While the present invention has been particularly shown and described with reference to specific embodiments thereof, those skilled in the art will appreciate that such specific embodiments are merely preferred embodiments and that the scope of the present invention is not limited thereby. something to do. It is therefore intended that the scope of the invention be defined by the claims appended hereto and their equivalents.

Attach an electronic file to a sequence list

Claims (4)

A pig individual identification method comprising identifying a monobasic polymorphism, which is the 61st base sequence of the polynucleotides of SEQ ID NOs: 1 to 38.

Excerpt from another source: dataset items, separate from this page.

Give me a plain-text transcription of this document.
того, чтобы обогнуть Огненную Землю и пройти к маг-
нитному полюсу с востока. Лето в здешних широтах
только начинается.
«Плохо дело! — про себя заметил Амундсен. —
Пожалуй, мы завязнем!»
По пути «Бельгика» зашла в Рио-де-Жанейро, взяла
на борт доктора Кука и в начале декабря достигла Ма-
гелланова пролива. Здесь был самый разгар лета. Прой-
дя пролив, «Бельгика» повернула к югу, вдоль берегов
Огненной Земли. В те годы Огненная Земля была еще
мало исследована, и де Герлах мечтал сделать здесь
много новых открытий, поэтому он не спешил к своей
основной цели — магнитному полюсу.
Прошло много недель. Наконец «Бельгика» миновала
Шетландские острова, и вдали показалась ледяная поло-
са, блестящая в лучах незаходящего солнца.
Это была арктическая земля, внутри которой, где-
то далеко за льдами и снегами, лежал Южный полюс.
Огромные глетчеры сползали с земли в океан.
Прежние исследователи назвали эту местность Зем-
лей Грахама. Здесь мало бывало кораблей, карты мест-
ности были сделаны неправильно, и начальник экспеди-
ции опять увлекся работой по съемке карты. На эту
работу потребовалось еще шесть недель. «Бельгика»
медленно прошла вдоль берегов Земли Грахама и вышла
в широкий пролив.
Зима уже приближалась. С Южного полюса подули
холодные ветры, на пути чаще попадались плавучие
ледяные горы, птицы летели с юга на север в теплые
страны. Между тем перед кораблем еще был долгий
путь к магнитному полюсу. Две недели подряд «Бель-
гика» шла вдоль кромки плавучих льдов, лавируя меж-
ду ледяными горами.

The method of claim 1, wherein the step of identifying a single nucleotide polymorphism comprises allele-specific probe hybridization, allele-specific amplification, sequencing, and 5. 5 'nuclease digestion, molecular beacon assay, oligonucleotide ligation assay, size analysis and single-stranded polymorphism Individual identification method of pigs, characterized in that performed by a method selected from the group consisting of stranded conformation polymorphism.
A microarray for detecting a single nucleotide polymorphism comprising a polynucleotide for recognizing the nucleotide sequence of the single nucleotide polymorphism of claim 1, a polypeptide encoded therein, or a cDNA of the polynucleotide.
The kit for detecting a single nucleotide polymorphism comprising a polynucleotide for recognizing the nucleotide sequence of the single nucleotide polymorphism of claim 1, a polypeptide encoded therein or a cDNA of the polynucleotide.